Benefits of Native Buffers for Detention Basins

A native buffer, or strip of native vegetation, can be added around the shoreline to restore a deteriorating detention pond.

No one wants to deal with a flooded basement or maneuver around submerged streets after a storm. Unfortunately, the risk of flooding increases with suburban development—native vegetation, soil, and landscape depressions that store stormwater are replaced with impermeable surfaces such as roads, parking lots, and rooftops. Rainwater easily runs off these surfaces, putting more strain on our waterways and stormwater infrastructure.

Detention ponds, also called detention basins or retention ponds, are important structures that help prevent flooding. A detention pond is a man-made area that collects and releases stormwater run-off into local waterways. While man-made detention ponds are effective in reducing flooding, they do not treat and clean water as successfully as wetlands. A deteriorating detention pond often releases murky, green water into local waterways, effecting the health of our watershed and our community. 

A native buffer, or strip of native vegetation, can be added around the shoreline to restore a deteriorating detention pond. Some signs of a deteriorating detention pond:

  • Eroded shoreline
  • Increased animal droppings
  • Murky water
  • Algae bloom

5 benefits of adding a native buffer to a detention pond

1. Reduces shoreline erosion

Shoreline erosion can cause nutrients such as nitrogen and phosphorus, which are naturally found in soil, to be introduced into a detention pond and lead to algae bloom.

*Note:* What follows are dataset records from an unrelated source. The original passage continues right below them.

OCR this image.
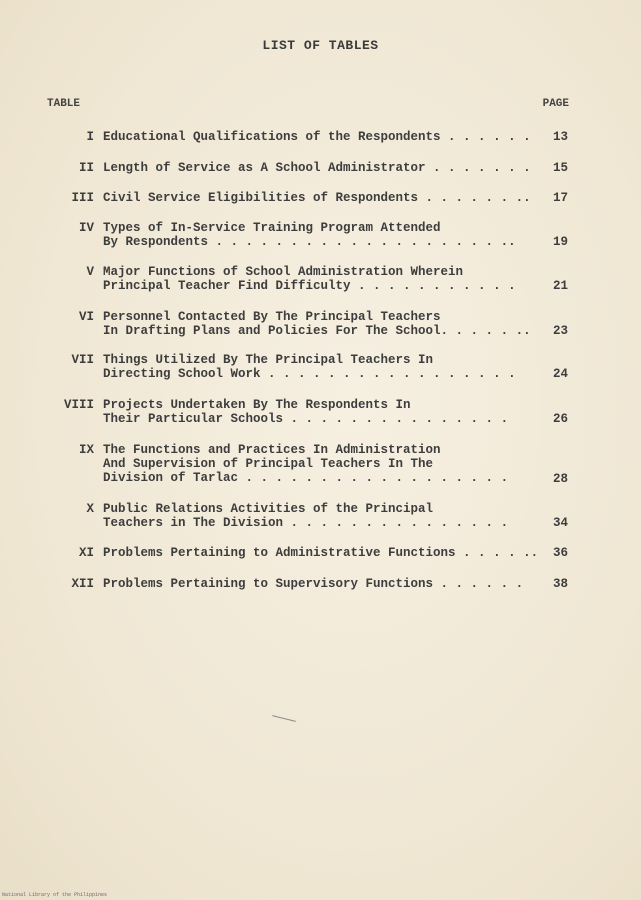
LIST OF TABLES
TABLE	PAGE
I Educational Qualifications of the Respondents . . . . . .	13
II Length of Service as A School Administrator . . . . . . .	15
III Civil Service Eligibilities of Respondents . . . . . . ..	17
IV Types of In-Service Training Program Attended
By Respondents . . . . . . . . . . . . . . . . . . . ..	19
V Major Functions of School Administration Wherein
Principal Teacher Find Difficulty . . . . . . . . . . .	21
VI Personnel Contacted By The Principal Teachers
In Drafting Plans and Policies For The School. . . . . ..	23
VII Things Utilized By The Principal Teachers In
Directing School Work . . . . . . . . . . . . . . . . .	24
VIII Projects Undertaken By The Respondents In
Their Particular Schools . . . . . . . . . . . . . . .	26
IX The Functions and Practices In Administration
And Supervision of Principal Teachers In The
Division of Tarlac . . . . . . . . . . . . . . . . . .	28
X Public Relations Activities of the Principal
Teachers in The Division . . . . . . . . . . . . . . .	34
XI Problems Pertaining to Administrative Functions . . . . ..	36
XII Problems Pertaining to Supervisory Functions . . . . . .	38
National Library of the Philippines
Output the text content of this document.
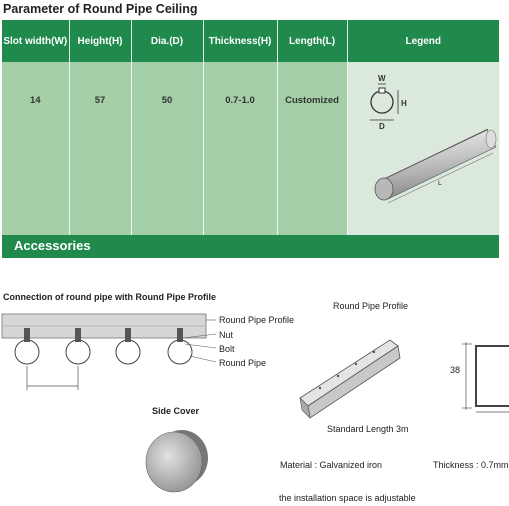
Parameter of Round Pipe Ceiling
Slot width(W)	Height(H)	Dia.(D)	Thickness(H)	Length(L)	Legend
14	57	50	0.7-1.0	Customized	W
H
D
L
Accessories
Connection of round pipe with Round Pipe Profile
Round Pipe Profile
Nut
Bolt
Round Pipe
Round Pipe Profile
Standard Length 3m
38
Side Cover
Material : Galvanized iron	Thickness : 0.7mm
the installation space is adjustable
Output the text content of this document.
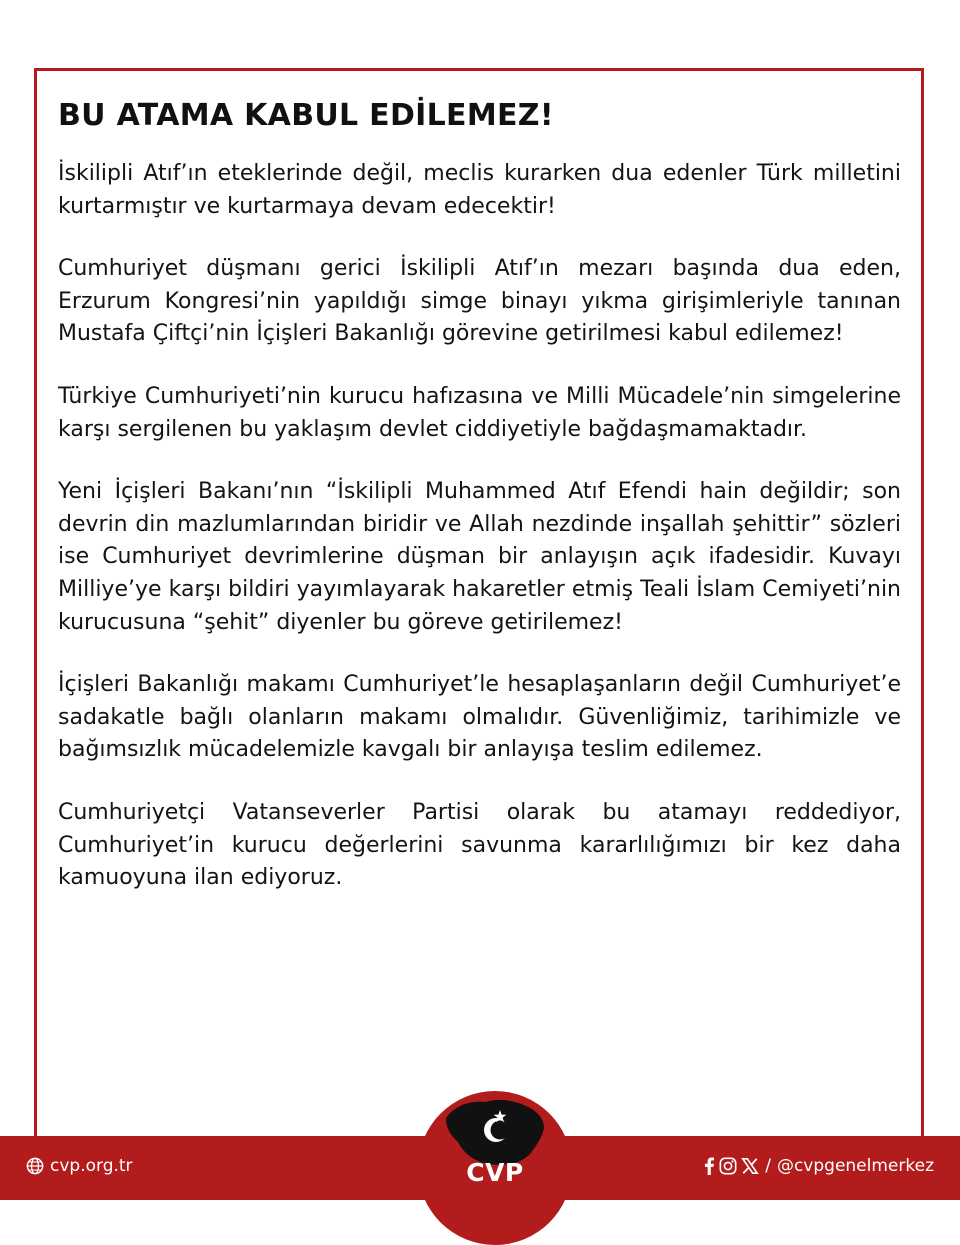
BU ATAMA KABUL EDİLEMEZ!

İskilipli Atıf’ın eteklerinde değil, meclis kurarken dua edenler Türk milletini kurtarmıştır ve kurtarmaya devam edecektir!

Cumhuriyet düşmanı gerici İskilipli Atıf’ın mezarı başında dua eden, Erzurum Kongresi’nin yapıldığı simge binayı yıkma girişimleriyle tanınan Mustafa Çiftçi’nin İçişleri Bakanlığı görevine getirilmesi kabul edilemez!

Türkiye Cumhuriyeti’nin kurucu hafızasına ve Milli Mücadele’nin simgelerine karşı sergilenen bu yaklaşım devlet ciddiyetiyle bağdaşmamaktadır.

Yeni İçişleri Bakanı’nın “İskilipli Muhammed Atıf Efendi hain değildir; son devrin din mazlumlarından biridir ve Allah nezdinde inşallah şehittir” sözleri ise Cumhuriyet devrimlerine düşman bir anlayışın açık ifadesidir. Kuvayı Milliye’ye karşı bildiri yayımlayarak hakaretler etmiş Teali İslam Cemiyeti’nin kurucusuna “şehit” diyenler bu göreve getirilemez!

İçişleri Bakanlığı makamı Cumhuriyet’le hesaplaşanların değil Cumhuriyet’e sadakatle bağlı olanların makamı olmalıdır. Güvenliğimiz, tarihimizle ve bağımsızlık mücadelemizle kavgalı bir anlayışa teslim edilemez.

Cumhuriyetçi Vatanseverler Partisi olarak bu atamayı reddediyor, Cumhuriyet’in kurucu değerlerini savunma kararlılığımızı bir kez daha kamuoyuna ilan ediyoruz.

CVP
cvp.org.tr	/ @cvpgenelmerkez
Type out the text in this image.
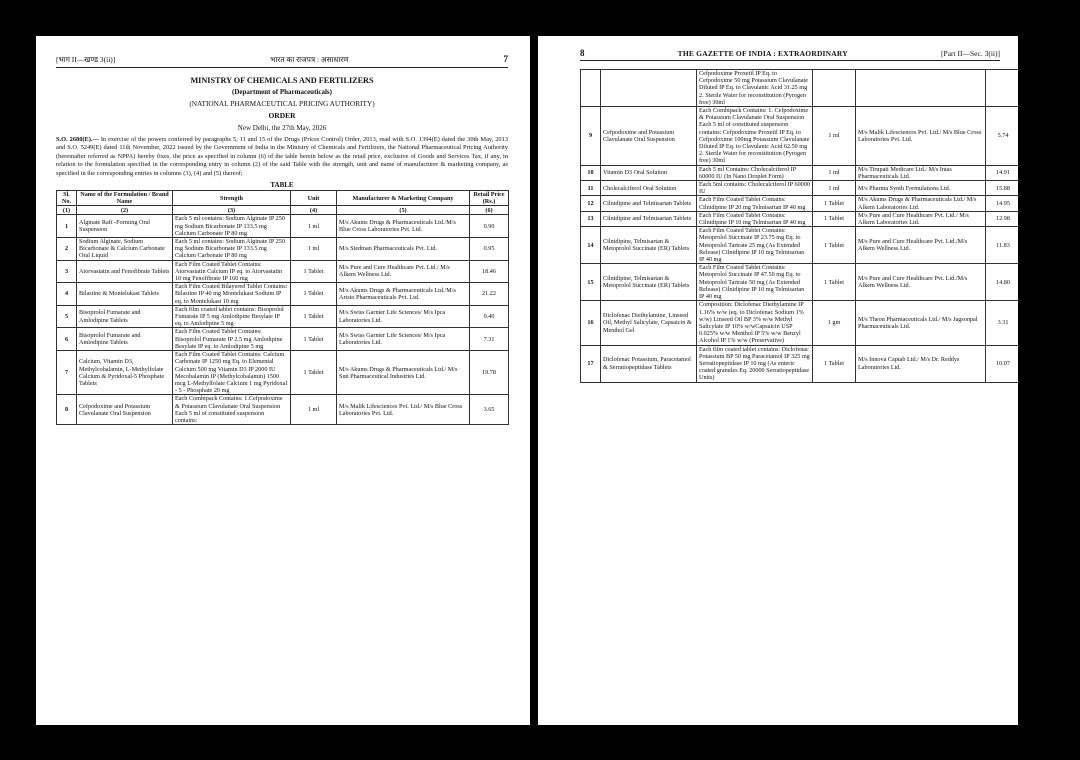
[भाग II—खण्ड 3(ii)]	भारत का राजपत्र : असाधारण	7
MINISTRY OF CHEMICALS AND FERTILIZERS
(Department of Pharmaceuticals)
(NATIONAL PHARMACEUTICAL PRICING AUTHORITY)
ORDER
New Delhi, the 27th May, 2026
S.O. 2680(E).— In exercise of the powers conferred by paragraphs 5, 11 and 15 of the Drugs (Prices Control) Order, 2013, read with S.O. 1394(E) dated the 30th May, 2013 and S.O. 5249(E) dated 11th November, 2022 issued by the Government of India in the Ministry of Chemicals and Fertilizers, the National Pharmaceutical Pricing Authority (hereinafter referred as NPPA) hereby fixes, the price as specified in column (6) of the table herein below as the retail price, exclusive of Goods and Services Tax, if any, in relation to the formulation specified in the corresponding entry in column (2) of the said Table with the strength, unit and name of manufacturer & marketing company, as specified in the corresponding entries in columns (3), (4) and (5) thereof;
TABLE
Sl. No.	Name of the Formulation / Brand Name	Strength	Unit	Manufacturer & Marketing Company	Retail Price (Rs.)
(1)	(2)	(3)	(4)	(5)	(6)
1	Alginate Raft -Forming Oral Suspension	Each 5 ml contains: Sodium Alginate IP 250 mg Sodium Bicarbonate IP 133.5 mg Calcium Carbonate IP 80 mg	1 ml	M/s Akums Drugs & Pharmaceuticals Ltd./M/s Blue Cross Laboratories Pvt. Ltd.	0.90
2	Sodium Alginate, Sodium Bicarbonate & Calcium Carbonate Oral Liquid	Each 5 ml contains: Sodium Alginate IP 250 mg Sodium Bicarbonate IP 133.5 mg Calcium Carbonate IP 80 mg	1 ml	M/s Stedman Pharmaceuticals Pvt. Ltd.	0.95
3	Atorvastatin and Fenofibrate Tablets	Each Film Coated Tablet Contains: Atorvastatin Calcium IP eq. to Atorvastatin 10 mg Fenofibrate IP 160 mg	1 Tablet	M/s Pure and Cure Healthcare Pvt. Ltd./ M/s Alkem Wellness Ltd.	18.46
4	Bilastine & Montelukast Tablets	Each Film Coated Bilayered Tablet Contains: Bilastine IP 40 mg Montelukast Sodium IP eq. to Montelukast 10 mg	1 Tablet	M/s Akums Drugs & Pharmaceuticals Ltd./M/s Aristo Pharmaceuticals Pvt. Ltd.	21.22
5	Bisoprolol Fumarate and Amlodipine Tablets	Each film coated tablet contains: Bisoprolol Fumarate IP 5 mg Amlodipine Besylate IP eq. to Amlodipine 5 mg	1 Tablet	M/s Swiss Garnier Life Sciences/ M/s Ipca Laboratories Ltd.	9.40
6	Bisoprolol Fumarate and Amlodipine Tablets	Each Film Coated Tablet Contains: Bisoprolol Fumarate IP 2.5 mg Amlodipine Besylate IP eq. to Amlodipine 5 mg	1 Tablet	M/s Swiss Garnier Life Sciences/ M/s Ipca Laboratories Ltd.	7.31
7	Calcium, Vitamin D3, Methylcobalamin, L-Methylfolate Calcium & Pyridoxal-5 Phosphate Tablets	Each Film Coated Tablet Contains: Calcium Carbonate IP 1250 mg Eq. to Elemental Calcium 500 mg Vitamin D3 IP 2000 IU Mecobalamin IP (Methylcobalamin) 1500 mcg L-Methylfolate Calcium 1 mg Pyridoxal - 5 - Phosphate 20 mg	1 Tablet	M/s Akums Drugs & Pharmaceuticals Ltd./ M/s Sun Pharmaceutical Industries Ltd.	19.78
8	Cefpodoxime and Potassium Clavulanate Oral Suspension	Each Combipack Contains: 1.Cefpodoxime & Potassium Clavulanate Oral Suspension Each 5 ml of constituted suspension contains:	1 ml	M/s Malik Lifesciences Pvt. Ltd./ M/s Blue Cross Laboratories Pvt. Ltd.	3.65
8	THE GAZETTE OF INDIA : EXTRAORDINARY	[Part II—Sec. 3(ii)]
		Cefpodoxime Proxetil IP Eq. to Cefpodoxime 50 mg Potassium Clavulanate Diluted IP Eq. to Clavulanic Acid 31.25 mg 2. Sterile Water for reconstitution (Pyrogen free) 30ml			
9	Cefpodoxime and Potassium Clavulanate Oral Suspension	Each Combipack Contains: 1. Cefpodoxime & Potassium Clavulanate Oral Suspension Each 5 ml of constituted suspension contains: Cefpodoxime Proxetil IP Eq. to Cefpodoxime 100mg Potassium Clavulanate Diluted IP Eq. to Clavulanic Acid 62.50 mg 2. Sterile Water for reconstitution (Pyrogen free) 30ml	1 ml	M/s Malik Lifesciences Pvt. Ltd./ M/s Blue Cross Laboratories Pvt. Ltd.	5.74
10	Vitamin D3 Oral Solution	Each 5 ml Contains: Cholecalciferol IP 60000 IU (In Nano Droplet Form)	1 ml	M/s Tirupati Medicare Ltd./ M/s Intas Pharmaceuticals Ltd.	14.91
11	Cholecalciferol Oral Solution	Each 5ml contains: Cholecalciferol IP 60000 IU	1 ml	M/s Pharma Synth Formulations Ltd.	15.88
12	Cilnidipine and Telmisartan Tablets	Each Film Coated Tablet Contains: Cilnidipine IP 20 mg Telmisartan IP 40 mg	1 Tablet	M/s Akums Drugs & Pharmaceuticals Ltd./ M/s Alkem Laboratories Ltd.	14.95
13	Cilnidipine and Telmisartan Tablets	Each Film Coated Tablet Contains: Cilnidipine IP 10 mg Telmisartan IP 40 mg	1 Tablet	M/s Pure and Cure Healthcare Pvt. Ltd./ M/s Alkem Laboratories Ltd.	12.98
14	Cilnidipine, Telmisartan & Metoprolol Succinate (ER) Tablets	Each Film Coated Tablet Contains: Metoprolol Succinate IP 23.75 mg Eq. to Metoprolol Tartrate 25 mg (As Extended Release) Cilnidipine IP 10 mg Telmisartan IP 40 mg	1 Tablet	M/s Pure and Cure Healthcare Pvt. Ltd./M/s Alkem Wellness Ltd.	11.83
15	Cilnidipine, Telmisartan & Metoprolol Succinate (ER) Tablets	Each Film Coated Tablet Contains: Metoprolol Succinate IP 47.50 mg Eq. to Metoprolol Tartrate 50 mg (As Extended Release) Cilnidipine IP 10 mg Telmisartan IP 40 mg	1 Tablet	M/s Pure and Cure Healthcare Pvt. Ltd./M/s Alkem Wellness Ltd.	14.80
16	Diclofenac Diethylamine, Linseed Oil, Methyl Salicylate, Capsaicin & Menthol Gel	Composition: Diclofenac Diethylamine IP 1.16% w/w (eq. to Diclofenac Sodium 1% w/w) Linseed Oil BP 3% w/w Methyl Salicylate IP 10% w/wCapsaicin USP 0.025% w/w Menthol IP 5% w/w Benzyl Alcohol IP 1% w/w (Preservative)	1 gm	M/s Theon Pharmaceuticals Ltd./ M/s Jagsonpal Pharmaceuticals Ltd.	3.31
17	Diclofenac Potassium, Paracetamol & Serratiopeptidase Tablets	Each film coated tablet contains: Diclofenac Potassium BP 50 mg Paracetamol IP 325 mg Serratiopeptidase IP 10 mg (As enteric coated granules Eq. 20000 Serratiopeptidase Units)	1 Tablet	M/s Innova Captab Ltd./ M/s Dr. Reddys Laboratories Ltd.	10.07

A native buffer, made up of native plants with deep root systems, reduces the risk of shoreline erosion by stabilizing the soil.

An example of shoreline erosion. A native buffer, made up of plants with deep roots, can better stabilize the soil.

2. Minimizes water contamination

Native buffers also reduce the amount of chemicals, such as herbicides and pesticides, from entering the detention basin (and eventually downstream bodies of water) through stormwater run-off. Native plants, well adapted to local environmental conditions, do not require the use of herbicides or pesticides.

3. Lowers maintenance requirements

Having a native buffer around a detention pond also decreases the amount of mowing required. Grasses should be allowed to remain long around native vegetation to create a dense buffer, reducing the amount of chemical run-off into the detention basin.

4. Discourages unwanted wildlife and animal waste contamination

Having a native buffer serves as a barrier to discourage pesky wildlife, such as geese, from lingering around the detention basin. The buffer also works to reduce the amount of animal waste that is introduced into the detention basin. Animal waste contains bacteria and nutrients which will run-off into ponds and deteriorate the water conditions.

Without a vegetative buffer, geese can easily access ponds.

5. Adds aesthetic value to the neighborhood

A native buffer creates a beautiful aesthetic environment for the community while adding the beneficial factors of keeping the waterways healthier. A beautiful and well-maintained detention pond can also increase property values.

It is also important to note that some native plants are better suited for certain environmental conditions, such as having deeper roots to gather water and stabilize the soil. Ensure that the environmental conditions will support the native vegetation by checking factors such as sunlight, water, soil quality and climate.